In an attempt to provide high-speed internet in all nooks of the world, Elon Musk's SpaceX has started sending Starlink satellites to the earth's orbit. The company has been launching 60 satellites each month, and the latest batch will be launched on May 07. However, astronomers are worried about the possible repercussions earth will face due to this project.
Starlink satellite system worrying astronomers
Even though Elon Musk's Starlink satellite launch is receiving positive responses from all corners, a section of astronomers believes that this project could drastically affect stargazing.
"The Royal Astronomical Society notes with concern the launch of the new SpaceX Starlink constellation of satellites into low-Earth orbit, and the potential impact of this and other programs on views of the night sky and on astronomical research. Increasing the number of satellites so significantly presents a challenge to ground-based astronomy.

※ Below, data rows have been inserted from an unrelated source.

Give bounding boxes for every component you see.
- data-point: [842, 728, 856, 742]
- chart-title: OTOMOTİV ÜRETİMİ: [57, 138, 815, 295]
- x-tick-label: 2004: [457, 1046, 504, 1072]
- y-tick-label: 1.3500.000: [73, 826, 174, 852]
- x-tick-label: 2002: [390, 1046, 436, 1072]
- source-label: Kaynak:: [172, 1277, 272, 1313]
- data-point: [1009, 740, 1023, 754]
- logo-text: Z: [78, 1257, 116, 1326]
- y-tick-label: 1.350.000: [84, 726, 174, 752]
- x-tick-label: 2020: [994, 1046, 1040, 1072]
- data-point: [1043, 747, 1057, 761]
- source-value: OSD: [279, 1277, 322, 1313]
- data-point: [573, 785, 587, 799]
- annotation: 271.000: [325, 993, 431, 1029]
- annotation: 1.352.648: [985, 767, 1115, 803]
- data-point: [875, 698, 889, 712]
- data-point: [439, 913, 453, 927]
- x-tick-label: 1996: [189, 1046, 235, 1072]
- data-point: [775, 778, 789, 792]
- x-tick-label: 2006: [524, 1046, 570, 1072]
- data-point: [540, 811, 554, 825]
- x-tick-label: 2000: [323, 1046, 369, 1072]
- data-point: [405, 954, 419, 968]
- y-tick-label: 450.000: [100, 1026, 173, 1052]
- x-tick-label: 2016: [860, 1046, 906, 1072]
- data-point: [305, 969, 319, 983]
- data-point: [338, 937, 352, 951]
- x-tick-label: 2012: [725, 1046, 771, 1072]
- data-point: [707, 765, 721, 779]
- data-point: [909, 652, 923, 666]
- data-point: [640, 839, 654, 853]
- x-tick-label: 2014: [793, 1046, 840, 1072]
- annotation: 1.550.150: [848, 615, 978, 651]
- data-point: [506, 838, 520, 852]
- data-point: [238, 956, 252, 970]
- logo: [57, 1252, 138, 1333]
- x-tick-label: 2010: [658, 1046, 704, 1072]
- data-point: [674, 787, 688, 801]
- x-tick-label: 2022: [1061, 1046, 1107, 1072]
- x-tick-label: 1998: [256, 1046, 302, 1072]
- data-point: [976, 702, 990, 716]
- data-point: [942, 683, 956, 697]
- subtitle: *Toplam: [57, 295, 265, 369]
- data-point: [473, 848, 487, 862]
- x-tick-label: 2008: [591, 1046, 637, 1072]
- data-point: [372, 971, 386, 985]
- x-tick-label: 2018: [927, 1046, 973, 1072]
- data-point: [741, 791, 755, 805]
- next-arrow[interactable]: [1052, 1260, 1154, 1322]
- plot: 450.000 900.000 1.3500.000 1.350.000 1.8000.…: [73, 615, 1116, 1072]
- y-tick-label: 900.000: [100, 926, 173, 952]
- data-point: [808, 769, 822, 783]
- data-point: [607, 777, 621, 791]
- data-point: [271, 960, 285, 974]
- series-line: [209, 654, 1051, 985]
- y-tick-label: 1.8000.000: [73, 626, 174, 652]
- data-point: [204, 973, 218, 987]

The deployed networks could make it much harder to obtain images of the sky without the streaks associated with satellites, and thus compromise astronomical research," said Royal Astronomical Society in a statement.
Starlink satellites could trap humans on the earth
Apart from negatively impacting stargazing, several space experts argue that these satellites could affect future space missions, and thus humans will be trapped on earth. As per these experts, thousands of Starlink satellites on the earth's orbit will dramatically increase space debris, and thus rockets launched from the earth's surface will find it hard to escape the planet's orbit.
Current analysis from space agencies like NASA suggests that there could be more than 170 million pieces of space junks in the earth's orbit, but humans have tracked only 22,000 until now.
" The worst case is: You launch all your satellites, you go bankrupt, and they all stay there. Then you have thousands of new satellites without a plan of getting them out of there. And you would have a Kessler-type of a syndrome," Dr Stijin Lemmens, a scientist at the European Space Agency told Scientific American.